Necessidade de preservação
Os pesquisadores lamentam que nenhum dos resquícios dos vulcões extintos da Região Metropolitana de Fortaleza conte com qualquer tipo de proteção ambiental. Alguns deles, inclusive, por estarem em propriedades privadas, estão sujeitos à exploração mineral e apresentam-se relativamente descaracterizados.
O Monte Caruru, por exemplo, está “profundamente alterado” em função da atividade de mineração por várias décadas, principalmente para a produção de brita, visando a abastecer o mercado de Fortaleza.
“Na atualidade, as atividades de mineração praticamente cessaram na maioria das feições vulcânicas, mas não existe nenhuma garantia de que não voltem a ocorrer em futuro próximo”, alertam.
Para eles, tais locais poderiam ser utilizados como pontos de visitação turística. “Elas são tão especiais que merecem um geoturismo, uma política de preservação”, recomenda Vanda Claudino-Sales.
O explorador Tiago Castro também defende incentivos governamentais ao desenvolvimento do turismo de trilhas, já que o Ceará também tem características propícias no Maciço de Baturité, na Serra da Ibiapaba e na Serra de Uruburetama, por exemplo.
Vulcões sem atividade
O vulcanismo é o resultado da ascensão do magma à superfície terrestre. A lava, de maneira geral, se apresenta de três formas (gasosa, líquida e sólida), dependendo da composição do magma e das condições de temperatura e pressão.
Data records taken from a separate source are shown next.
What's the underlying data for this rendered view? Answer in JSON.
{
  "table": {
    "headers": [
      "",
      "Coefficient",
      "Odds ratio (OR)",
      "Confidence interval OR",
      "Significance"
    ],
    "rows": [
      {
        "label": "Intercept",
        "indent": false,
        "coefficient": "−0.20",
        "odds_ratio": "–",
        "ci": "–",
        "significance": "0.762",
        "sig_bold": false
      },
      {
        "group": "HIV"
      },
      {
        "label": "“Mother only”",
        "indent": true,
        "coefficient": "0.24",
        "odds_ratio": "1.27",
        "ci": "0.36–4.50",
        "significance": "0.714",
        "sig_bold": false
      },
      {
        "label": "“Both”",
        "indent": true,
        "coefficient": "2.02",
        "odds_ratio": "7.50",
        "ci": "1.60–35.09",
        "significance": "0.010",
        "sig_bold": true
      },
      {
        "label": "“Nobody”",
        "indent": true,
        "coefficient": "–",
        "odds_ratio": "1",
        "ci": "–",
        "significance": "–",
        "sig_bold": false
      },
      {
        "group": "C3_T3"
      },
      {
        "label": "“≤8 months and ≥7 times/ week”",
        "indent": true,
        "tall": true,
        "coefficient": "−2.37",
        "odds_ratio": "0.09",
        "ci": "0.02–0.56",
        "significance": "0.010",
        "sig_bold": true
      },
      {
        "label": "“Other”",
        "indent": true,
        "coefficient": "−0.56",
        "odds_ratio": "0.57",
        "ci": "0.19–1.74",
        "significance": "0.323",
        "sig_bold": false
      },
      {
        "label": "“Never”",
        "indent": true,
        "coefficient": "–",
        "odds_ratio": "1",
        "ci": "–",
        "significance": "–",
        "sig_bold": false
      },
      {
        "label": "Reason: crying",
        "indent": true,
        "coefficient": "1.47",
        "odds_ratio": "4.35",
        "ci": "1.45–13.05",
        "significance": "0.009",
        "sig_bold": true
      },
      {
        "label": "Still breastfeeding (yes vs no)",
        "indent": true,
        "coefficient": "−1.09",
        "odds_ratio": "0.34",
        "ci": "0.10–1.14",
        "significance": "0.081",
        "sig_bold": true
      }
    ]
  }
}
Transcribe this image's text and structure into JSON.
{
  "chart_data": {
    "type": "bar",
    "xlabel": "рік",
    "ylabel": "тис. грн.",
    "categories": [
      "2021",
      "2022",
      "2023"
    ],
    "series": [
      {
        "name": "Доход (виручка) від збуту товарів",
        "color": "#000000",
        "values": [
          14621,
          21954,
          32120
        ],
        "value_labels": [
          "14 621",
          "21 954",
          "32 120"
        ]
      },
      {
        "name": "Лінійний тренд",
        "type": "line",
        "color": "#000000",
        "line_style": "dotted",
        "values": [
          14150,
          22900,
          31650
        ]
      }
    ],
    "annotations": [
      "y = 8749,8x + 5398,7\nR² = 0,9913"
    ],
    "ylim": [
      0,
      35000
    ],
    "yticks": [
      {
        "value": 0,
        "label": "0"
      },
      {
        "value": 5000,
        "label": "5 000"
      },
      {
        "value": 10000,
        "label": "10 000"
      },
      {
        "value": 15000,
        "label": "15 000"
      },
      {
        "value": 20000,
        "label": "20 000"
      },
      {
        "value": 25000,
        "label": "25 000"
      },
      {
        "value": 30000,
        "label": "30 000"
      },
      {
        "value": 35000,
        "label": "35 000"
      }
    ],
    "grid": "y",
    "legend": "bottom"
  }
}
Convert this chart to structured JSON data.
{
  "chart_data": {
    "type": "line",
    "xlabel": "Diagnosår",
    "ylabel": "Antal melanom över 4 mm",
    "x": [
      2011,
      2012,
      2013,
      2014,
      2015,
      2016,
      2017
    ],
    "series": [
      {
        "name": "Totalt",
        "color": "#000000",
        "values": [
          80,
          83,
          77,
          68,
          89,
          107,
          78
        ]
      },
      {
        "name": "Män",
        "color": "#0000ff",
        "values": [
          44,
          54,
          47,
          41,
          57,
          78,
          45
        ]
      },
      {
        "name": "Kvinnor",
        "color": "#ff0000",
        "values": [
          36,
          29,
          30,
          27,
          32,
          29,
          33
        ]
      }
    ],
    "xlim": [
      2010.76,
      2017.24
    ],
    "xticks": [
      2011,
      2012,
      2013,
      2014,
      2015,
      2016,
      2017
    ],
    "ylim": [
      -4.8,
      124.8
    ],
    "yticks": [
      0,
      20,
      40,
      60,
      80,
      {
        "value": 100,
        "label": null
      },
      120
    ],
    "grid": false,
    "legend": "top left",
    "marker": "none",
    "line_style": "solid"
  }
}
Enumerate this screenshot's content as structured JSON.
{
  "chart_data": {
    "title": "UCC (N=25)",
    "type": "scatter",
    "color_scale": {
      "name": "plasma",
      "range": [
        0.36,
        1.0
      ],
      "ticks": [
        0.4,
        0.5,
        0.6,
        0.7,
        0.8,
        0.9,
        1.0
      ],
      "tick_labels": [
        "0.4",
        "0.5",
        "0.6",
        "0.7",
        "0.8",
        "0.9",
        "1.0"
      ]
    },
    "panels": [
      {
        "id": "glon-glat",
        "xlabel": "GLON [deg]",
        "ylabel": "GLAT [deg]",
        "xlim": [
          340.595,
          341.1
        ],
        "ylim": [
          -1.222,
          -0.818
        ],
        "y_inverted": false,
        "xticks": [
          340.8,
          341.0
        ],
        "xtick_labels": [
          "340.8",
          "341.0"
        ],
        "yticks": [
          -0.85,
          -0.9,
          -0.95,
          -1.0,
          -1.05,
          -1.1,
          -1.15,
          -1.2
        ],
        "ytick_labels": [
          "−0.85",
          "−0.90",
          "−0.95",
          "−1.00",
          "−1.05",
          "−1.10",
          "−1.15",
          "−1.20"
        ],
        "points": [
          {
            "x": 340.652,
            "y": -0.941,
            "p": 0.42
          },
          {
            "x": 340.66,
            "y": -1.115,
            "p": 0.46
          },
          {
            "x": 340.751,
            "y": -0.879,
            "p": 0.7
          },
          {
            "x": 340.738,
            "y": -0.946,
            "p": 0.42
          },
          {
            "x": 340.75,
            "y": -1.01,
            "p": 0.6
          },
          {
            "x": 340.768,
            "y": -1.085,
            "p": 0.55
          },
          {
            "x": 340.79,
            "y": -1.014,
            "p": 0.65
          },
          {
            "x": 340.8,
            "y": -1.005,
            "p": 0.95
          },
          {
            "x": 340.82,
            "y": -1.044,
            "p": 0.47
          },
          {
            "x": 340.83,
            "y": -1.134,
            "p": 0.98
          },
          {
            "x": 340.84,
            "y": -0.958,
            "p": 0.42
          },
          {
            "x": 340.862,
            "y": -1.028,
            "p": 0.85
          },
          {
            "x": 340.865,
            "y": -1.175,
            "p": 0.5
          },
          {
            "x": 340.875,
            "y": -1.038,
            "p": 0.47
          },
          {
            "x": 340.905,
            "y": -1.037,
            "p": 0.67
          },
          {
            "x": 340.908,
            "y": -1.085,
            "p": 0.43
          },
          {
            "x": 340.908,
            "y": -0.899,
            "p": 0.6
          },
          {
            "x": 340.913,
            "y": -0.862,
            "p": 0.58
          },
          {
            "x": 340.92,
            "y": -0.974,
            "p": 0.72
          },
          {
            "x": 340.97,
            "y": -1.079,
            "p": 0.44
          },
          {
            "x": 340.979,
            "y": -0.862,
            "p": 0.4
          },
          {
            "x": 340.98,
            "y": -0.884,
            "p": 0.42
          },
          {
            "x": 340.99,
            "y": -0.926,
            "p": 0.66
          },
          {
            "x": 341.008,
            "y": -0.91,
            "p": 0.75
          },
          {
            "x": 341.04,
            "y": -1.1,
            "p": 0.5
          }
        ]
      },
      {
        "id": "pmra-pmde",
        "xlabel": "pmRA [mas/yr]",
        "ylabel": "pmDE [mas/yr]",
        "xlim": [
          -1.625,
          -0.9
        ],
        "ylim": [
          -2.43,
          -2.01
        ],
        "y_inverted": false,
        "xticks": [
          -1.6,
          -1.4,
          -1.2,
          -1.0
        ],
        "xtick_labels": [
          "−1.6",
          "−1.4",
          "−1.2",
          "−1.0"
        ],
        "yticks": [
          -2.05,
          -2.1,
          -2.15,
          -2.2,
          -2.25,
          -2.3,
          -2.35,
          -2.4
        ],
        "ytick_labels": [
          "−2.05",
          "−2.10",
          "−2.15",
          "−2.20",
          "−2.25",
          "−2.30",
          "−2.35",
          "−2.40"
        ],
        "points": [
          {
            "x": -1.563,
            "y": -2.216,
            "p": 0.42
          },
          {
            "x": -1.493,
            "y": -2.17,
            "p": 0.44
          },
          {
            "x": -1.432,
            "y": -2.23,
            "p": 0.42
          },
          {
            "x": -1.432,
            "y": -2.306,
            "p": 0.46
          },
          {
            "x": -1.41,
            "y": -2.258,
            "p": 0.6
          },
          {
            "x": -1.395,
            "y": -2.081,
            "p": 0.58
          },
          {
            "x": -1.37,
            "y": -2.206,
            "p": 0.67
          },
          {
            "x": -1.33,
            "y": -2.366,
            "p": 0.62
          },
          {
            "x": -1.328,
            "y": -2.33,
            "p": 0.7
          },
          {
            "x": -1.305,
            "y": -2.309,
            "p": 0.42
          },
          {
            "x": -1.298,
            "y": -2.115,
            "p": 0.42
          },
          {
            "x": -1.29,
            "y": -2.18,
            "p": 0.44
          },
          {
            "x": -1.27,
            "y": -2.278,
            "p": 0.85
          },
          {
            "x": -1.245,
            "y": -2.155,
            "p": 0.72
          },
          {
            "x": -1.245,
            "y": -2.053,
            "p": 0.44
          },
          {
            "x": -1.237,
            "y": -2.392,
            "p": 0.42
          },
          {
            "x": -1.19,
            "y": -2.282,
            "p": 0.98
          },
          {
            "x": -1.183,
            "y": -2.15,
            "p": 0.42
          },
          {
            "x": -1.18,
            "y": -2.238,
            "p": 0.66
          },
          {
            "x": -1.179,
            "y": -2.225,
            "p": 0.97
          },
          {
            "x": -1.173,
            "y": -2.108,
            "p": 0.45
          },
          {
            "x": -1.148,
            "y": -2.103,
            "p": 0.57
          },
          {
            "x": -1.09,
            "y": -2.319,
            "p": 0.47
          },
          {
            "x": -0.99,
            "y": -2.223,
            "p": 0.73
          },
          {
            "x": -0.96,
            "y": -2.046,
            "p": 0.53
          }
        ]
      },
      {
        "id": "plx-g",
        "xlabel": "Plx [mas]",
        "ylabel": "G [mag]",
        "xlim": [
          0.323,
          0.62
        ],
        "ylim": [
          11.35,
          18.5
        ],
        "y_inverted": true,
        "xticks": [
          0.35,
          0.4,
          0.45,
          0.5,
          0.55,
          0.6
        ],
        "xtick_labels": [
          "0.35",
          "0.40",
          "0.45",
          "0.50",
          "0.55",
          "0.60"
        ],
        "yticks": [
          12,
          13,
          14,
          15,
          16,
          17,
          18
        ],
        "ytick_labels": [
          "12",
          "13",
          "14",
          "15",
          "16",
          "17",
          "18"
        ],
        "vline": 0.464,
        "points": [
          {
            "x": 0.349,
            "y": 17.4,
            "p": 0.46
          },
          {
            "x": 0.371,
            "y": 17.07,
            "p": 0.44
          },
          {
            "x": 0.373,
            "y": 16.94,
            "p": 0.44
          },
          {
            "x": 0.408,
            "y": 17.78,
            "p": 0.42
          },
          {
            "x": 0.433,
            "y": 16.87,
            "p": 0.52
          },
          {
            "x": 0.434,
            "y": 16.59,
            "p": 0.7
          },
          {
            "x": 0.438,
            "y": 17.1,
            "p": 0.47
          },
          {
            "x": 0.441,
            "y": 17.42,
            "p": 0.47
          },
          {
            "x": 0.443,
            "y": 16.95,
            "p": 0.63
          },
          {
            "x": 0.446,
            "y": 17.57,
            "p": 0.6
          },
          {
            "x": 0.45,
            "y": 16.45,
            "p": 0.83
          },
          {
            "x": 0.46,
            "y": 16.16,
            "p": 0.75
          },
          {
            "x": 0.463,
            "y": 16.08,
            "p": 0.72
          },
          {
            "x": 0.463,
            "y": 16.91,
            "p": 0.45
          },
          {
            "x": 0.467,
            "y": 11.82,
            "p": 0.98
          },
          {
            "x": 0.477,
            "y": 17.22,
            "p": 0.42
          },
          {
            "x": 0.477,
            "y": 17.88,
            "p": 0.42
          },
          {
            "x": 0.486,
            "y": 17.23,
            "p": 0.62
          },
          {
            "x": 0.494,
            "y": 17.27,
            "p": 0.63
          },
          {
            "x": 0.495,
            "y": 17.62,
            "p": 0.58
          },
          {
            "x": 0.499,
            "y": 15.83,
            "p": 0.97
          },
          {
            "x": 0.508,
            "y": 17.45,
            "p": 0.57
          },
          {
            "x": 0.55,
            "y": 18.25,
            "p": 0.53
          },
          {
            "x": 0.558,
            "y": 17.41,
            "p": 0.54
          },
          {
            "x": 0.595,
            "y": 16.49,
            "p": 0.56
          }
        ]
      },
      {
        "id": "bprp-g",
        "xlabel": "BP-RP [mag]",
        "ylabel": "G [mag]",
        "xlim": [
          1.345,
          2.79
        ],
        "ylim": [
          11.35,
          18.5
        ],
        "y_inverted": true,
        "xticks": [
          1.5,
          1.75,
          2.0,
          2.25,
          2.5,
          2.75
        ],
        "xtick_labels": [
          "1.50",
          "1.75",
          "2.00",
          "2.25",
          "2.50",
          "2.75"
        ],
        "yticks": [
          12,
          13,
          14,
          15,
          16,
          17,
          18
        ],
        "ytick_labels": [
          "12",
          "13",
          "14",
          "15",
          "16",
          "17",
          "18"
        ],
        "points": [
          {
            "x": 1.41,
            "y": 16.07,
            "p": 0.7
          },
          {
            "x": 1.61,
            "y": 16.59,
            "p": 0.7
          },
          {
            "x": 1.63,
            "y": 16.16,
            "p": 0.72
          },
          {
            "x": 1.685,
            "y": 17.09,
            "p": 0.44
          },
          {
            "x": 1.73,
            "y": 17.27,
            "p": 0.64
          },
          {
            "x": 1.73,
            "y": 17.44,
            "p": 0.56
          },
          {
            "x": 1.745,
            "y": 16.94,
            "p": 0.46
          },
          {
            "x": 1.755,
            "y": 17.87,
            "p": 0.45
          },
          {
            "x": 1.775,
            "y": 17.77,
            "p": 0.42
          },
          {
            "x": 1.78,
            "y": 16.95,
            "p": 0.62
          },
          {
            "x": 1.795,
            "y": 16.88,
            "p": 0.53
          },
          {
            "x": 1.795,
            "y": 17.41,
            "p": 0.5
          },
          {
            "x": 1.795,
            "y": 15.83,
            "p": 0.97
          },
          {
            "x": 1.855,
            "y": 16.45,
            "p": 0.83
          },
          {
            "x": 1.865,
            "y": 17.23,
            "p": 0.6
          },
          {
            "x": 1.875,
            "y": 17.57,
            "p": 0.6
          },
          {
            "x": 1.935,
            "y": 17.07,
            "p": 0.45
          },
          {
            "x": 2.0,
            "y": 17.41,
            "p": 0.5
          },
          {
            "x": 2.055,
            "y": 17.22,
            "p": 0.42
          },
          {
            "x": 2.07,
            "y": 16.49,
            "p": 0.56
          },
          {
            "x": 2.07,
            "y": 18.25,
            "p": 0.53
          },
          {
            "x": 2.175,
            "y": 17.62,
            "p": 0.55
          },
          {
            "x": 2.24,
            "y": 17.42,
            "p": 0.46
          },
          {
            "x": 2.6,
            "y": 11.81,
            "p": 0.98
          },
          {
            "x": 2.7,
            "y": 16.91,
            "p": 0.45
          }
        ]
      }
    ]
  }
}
O estudo explica que as atividades sísmicas e vulcânicas do planeta estão concentradas ao longo dos limites de placas tectônicas. Porém, geograficamente, o Brasil está localizado no centro da placa Sul-Americana, por isso não está sujeito a esse processo.
Porém, nem sempre foi assim. Em períodos anteriores da história geológica, "importantes eventos magmáticos" ocorreram em várias regiões brasileiras, incluindo “pequenas atividades vulcânicas em setores continentais dos estados do Rio Grande do Norte, Ceará e Paraíba”.